Resprouting and disease dynamics in forests impacted by compounded disturbances: Wildfire and sudden oak death in Big Sur, CA
Novel interactions between multiple disturbances may impact regeneration trajectories, leaving lasting legacies on community structure. Sudden Oak Death (SOD), caused by Phytophthora ramorum, is an emerging disease causing widespread tree mortality in California’s coastal forests. In disease-impacted redwood-tanoak forests, wildfire also shapes structure and composition, and the dominant tree species resprout rapidly after being “top-killed.” In other forest types, some suggest that resprouting trees may be more resilient to changing disturbance regimes, compared to species that only reproduce sexually. In this redwood-tanoak forest type, tree species differ in resprouting capacity and susceptibility to both fire and disease.
In 2006, 280 forest plots were established to monitor the progression of SOD in California’s Big Sur region. The 2008 Basin Complex fires burned across infested and disease-free plots in this area, providing an opportunity to investigate impacts of multiple disturbances on forest regeneration. Burned and unburned forest plots were repeatedly sampled to assess tree mortality, pathogen presence, microclimate, and regeneration, including resprouting vigor and seedling recruitment. We investigated how the intersection of fire and disease influence resprouting in tanoak, the species most susceptible to SOD, and in turn, whether sprouting in bay laurel, the pathogen’s dominant host, impacts post-fire pathogen prevalence.

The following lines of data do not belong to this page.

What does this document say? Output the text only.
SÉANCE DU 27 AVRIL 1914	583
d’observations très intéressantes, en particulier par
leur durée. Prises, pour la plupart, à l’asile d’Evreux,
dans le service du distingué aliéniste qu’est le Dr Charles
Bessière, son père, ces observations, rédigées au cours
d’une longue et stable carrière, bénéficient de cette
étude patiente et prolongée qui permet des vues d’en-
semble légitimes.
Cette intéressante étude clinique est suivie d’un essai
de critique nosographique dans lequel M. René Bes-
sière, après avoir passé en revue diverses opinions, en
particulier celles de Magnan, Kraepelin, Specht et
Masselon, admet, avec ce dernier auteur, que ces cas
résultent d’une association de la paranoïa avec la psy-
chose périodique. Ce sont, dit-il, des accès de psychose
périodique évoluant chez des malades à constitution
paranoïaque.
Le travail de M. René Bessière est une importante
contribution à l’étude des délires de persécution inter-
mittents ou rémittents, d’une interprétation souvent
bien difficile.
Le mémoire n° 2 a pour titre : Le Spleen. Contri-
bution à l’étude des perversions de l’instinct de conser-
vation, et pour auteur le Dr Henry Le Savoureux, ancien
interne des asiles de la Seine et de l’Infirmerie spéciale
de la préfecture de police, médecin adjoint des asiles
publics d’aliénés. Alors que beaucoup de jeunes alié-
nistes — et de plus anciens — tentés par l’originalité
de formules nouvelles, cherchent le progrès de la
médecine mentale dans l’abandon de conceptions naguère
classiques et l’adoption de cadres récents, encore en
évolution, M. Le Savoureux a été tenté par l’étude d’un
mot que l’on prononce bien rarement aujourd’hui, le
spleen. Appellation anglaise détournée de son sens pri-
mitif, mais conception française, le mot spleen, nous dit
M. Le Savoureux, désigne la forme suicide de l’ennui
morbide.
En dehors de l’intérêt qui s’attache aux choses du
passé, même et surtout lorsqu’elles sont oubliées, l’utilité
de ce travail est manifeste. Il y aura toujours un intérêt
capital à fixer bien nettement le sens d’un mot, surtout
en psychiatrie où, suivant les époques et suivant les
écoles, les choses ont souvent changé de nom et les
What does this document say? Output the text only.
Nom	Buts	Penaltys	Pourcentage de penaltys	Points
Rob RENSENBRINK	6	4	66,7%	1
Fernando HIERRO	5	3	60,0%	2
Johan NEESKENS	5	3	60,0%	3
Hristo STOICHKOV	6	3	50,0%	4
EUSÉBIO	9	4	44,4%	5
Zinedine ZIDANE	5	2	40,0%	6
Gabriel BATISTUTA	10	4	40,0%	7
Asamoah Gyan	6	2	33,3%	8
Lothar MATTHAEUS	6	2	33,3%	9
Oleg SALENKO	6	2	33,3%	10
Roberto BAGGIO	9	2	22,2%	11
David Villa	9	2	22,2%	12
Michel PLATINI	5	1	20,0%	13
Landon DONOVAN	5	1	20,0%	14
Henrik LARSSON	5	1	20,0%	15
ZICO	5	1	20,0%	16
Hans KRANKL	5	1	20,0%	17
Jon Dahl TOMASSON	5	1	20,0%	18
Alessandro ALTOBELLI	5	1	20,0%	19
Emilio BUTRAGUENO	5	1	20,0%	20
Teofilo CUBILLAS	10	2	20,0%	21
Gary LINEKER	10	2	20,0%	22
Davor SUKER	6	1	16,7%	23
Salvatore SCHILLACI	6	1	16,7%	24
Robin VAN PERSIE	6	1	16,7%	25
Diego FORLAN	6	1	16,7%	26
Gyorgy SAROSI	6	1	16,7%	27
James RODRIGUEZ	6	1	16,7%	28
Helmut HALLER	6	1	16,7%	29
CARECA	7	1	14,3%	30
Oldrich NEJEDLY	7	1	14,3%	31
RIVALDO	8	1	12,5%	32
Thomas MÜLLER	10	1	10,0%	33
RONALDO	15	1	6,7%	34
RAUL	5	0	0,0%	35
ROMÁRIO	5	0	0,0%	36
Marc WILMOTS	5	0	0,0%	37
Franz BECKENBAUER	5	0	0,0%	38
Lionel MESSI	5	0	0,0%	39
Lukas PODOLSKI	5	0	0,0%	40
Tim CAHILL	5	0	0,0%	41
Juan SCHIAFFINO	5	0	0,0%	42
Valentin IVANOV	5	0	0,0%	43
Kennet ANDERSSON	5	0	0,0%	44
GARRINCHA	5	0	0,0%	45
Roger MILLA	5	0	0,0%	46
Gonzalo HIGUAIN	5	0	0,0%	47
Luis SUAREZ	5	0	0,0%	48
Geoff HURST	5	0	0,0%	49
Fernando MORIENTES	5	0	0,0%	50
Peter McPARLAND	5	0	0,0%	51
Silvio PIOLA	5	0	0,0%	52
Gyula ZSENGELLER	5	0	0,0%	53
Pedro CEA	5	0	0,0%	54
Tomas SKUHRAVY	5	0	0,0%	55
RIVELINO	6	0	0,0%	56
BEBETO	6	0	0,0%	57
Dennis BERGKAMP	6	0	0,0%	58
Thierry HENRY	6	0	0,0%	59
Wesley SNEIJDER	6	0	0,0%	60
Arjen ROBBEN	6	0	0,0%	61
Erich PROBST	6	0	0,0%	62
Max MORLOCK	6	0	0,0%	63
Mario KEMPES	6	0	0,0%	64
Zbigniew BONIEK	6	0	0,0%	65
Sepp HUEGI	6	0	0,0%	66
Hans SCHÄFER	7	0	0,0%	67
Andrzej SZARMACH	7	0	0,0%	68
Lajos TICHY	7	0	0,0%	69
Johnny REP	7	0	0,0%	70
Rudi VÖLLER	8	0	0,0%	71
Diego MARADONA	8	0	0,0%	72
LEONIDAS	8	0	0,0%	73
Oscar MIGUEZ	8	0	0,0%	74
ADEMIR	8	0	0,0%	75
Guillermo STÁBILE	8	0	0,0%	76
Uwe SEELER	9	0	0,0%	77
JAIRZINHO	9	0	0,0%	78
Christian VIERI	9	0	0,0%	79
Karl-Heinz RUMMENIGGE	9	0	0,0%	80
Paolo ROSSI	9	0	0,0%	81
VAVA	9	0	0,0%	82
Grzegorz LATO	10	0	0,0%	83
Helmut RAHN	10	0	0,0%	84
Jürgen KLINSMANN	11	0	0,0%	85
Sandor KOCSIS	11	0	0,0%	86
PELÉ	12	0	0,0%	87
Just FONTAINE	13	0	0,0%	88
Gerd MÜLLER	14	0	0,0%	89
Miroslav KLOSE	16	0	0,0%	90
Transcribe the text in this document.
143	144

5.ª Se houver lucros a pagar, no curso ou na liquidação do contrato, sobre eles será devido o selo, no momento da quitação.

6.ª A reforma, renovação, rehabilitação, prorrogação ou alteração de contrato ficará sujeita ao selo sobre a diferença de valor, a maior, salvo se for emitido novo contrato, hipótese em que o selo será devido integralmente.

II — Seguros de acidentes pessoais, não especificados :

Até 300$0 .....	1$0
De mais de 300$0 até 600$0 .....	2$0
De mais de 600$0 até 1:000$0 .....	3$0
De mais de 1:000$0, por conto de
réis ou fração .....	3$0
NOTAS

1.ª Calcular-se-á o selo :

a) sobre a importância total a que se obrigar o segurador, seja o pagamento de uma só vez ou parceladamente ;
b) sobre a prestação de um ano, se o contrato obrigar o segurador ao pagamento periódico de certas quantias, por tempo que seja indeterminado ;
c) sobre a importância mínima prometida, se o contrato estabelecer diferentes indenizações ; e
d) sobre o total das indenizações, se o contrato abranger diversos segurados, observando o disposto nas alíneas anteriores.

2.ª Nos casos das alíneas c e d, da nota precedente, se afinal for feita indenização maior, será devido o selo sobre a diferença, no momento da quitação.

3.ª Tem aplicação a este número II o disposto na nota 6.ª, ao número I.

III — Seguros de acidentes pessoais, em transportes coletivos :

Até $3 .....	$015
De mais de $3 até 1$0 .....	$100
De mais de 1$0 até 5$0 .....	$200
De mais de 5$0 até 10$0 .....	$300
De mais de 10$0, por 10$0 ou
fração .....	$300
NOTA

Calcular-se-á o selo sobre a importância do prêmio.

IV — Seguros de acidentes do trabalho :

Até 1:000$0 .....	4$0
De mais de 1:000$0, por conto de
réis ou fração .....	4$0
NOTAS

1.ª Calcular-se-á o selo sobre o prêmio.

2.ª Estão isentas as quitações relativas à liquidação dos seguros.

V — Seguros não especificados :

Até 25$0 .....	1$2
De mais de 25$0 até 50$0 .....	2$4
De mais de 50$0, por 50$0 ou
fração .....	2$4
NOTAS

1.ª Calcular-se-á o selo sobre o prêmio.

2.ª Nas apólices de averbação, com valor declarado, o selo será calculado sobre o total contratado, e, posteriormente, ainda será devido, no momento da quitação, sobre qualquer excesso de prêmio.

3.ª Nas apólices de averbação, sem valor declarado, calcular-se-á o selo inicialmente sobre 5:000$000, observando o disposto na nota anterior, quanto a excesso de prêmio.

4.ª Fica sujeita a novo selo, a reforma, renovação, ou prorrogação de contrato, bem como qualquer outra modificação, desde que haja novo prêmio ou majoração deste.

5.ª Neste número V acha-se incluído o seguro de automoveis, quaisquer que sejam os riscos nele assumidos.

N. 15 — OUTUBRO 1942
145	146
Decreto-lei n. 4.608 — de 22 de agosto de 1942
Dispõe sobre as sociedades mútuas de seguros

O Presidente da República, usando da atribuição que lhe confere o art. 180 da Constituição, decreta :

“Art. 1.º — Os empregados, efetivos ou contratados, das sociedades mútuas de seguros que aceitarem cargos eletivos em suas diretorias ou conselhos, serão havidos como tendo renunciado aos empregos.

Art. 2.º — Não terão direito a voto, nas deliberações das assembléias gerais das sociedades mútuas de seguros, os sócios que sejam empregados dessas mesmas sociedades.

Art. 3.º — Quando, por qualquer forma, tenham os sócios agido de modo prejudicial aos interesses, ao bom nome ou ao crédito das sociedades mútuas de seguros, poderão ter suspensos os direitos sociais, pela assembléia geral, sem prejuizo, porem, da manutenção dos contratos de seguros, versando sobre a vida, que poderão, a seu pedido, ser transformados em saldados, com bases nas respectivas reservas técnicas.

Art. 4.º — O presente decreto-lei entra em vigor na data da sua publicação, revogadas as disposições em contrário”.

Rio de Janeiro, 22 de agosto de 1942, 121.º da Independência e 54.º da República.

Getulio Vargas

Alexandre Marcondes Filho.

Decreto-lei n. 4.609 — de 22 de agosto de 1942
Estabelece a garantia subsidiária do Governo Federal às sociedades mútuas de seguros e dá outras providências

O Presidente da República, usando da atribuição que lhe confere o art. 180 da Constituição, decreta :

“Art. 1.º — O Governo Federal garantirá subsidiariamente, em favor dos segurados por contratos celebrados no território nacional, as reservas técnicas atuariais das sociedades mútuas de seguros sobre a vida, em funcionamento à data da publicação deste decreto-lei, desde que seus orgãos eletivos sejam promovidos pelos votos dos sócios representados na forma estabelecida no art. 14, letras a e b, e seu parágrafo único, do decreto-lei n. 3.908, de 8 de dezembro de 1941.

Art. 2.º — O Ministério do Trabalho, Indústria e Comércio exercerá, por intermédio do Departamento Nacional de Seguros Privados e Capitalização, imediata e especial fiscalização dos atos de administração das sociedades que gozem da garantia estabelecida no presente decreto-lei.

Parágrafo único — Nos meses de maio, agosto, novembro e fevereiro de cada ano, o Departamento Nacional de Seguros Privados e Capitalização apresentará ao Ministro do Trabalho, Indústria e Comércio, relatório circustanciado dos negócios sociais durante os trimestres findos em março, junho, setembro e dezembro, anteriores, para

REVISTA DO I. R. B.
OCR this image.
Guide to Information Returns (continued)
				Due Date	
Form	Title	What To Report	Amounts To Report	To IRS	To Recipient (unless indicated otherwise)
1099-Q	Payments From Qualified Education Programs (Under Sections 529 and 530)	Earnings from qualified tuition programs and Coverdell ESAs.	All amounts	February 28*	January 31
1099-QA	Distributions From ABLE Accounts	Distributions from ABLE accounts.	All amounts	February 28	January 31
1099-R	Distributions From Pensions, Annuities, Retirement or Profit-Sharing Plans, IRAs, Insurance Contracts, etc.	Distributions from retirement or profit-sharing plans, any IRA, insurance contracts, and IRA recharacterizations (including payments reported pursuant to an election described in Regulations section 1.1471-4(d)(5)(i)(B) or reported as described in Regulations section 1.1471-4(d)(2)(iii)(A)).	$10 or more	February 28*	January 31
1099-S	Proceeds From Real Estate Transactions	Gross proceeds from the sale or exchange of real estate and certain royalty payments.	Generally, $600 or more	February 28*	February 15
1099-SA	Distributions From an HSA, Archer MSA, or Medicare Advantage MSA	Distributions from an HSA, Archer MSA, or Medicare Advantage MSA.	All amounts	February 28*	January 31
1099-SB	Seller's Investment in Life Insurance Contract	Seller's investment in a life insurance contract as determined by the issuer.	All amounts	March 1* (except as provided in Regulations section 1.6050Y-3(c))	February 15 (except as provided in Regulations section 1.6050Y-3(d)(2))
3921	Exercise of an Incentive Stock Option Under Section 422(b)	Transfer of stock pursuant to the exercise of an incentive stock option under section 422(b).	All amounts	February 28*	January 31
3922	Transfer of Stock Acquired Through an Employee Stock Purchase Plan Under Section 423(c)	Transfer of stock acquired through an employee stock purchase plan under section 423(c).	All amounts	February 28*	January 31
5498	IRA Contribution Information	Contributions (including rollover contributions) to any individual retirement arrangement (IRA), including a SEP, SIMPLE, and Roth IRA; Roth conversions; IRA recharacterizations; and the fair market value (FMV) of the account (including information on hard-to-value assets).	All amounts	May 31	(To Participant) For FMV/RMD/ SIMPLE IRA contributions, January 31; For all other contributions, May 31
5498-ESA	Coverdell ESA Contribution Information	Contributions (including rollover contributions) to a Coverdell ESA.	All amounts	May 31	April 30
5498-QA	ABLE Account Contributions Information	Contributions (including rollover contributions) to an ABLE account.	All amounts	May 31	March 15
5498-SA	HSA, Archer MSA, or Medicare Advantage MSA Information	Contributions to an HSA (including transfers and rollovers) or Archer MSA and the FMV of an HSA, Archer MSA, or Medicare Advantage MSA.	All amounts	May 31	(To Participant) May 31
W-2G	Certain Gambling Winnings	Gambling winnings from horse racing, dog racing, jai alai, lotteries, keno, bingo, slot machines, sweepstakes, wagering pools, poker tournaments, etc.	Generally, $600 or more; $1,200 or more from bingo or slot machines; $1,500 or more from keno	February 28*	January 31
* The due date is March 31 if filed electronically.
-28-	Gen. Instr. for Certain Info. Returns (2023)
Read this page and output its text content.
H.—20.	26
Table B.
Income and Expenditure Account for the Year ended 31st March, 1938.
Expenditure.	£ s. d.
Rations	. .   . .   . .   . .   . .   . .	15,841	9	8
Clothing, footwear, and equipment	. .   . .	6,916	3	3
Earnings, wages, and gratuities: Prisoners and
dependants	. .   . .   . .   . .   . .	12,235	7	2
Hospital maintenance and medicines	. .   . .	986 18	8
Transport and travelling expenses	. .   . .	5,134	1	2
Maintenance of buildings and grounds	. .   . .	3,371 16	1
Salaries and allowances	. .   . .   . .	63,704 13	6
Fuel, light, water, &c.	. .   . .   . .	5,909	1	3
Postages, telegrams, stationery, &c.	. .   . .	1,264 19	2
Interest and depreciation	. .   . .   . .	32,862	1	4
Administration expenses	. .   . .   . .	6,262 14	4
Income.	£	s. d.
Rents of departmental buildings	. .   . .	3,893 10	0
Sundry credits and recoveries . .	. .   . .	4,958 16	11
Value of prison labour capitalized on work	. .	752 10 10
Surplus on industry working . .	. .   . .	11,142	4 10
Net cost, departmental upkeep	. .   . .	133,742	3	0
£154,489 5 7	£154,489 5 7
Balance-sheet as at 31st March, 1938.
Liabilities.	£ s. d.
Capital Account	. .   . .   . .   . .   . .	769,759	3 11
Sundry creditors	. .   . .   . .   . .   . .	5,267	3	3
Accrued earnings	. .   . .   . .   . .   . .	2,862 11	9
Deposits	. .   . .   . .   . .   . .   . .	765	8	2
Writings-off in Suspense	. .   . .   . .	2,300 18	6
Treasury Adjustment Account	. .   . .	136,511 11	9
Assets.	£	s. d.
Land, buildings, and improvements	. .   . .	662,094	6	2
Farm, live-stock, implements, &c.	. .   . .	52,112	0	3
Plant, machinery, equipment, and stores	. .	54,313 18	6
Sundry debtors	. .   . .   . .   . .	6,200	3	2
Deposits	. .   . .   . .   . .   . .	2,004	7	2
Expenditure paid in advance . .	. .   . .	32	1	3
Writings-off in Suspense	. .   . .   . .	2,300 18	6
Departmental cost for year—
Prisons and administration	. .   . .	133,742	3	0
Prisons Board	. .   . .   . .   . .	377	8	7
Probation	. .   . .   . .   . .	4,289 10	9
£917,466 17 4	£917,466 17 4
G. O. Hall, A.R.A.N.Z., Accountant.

Tanoaks in mid-stage SOD-infested areas were more likely to suffer complete (above and belowground) post-fire mortality. This may be due to altered fuels and increased fire severity in SOD-impacted areas, as recorded by preceding studies. For surviving tanoaks, resprouting vigor was best predicted by pre-fire basal area and degree of aboveground mortality; however, combinations of disease and fire significantly impacted these patterns. Sprouting in unburned, disease-impacted forests was decreased, compared to disease-free areas. In plots impacted by fire and disease, tanoak resprouting was significantly greater than expected by our model. This suggests that the pathogen is not measurably hindering re-growth of tanoak (a susceptible host) in burned, disease-impacted areas. We hypothesize that this is due to decreased host connectivity and severe microclimates in burned areas. Additionally, this suggests that tanoaks surviving the bottleneck generated by disease and fire may experience reduced competition and can respond with increased resprouting vigor.
Resprouting vigor also influenced post-fire recovery of P. ramorum. In burned areas, the pathogen was significantly more likely to be recovered in larger bay laurel sprouting clusters and in areas with more surviving canopy cover, suggesting that resprouting and post-fire microclimates may play a key role in disease reinvasion.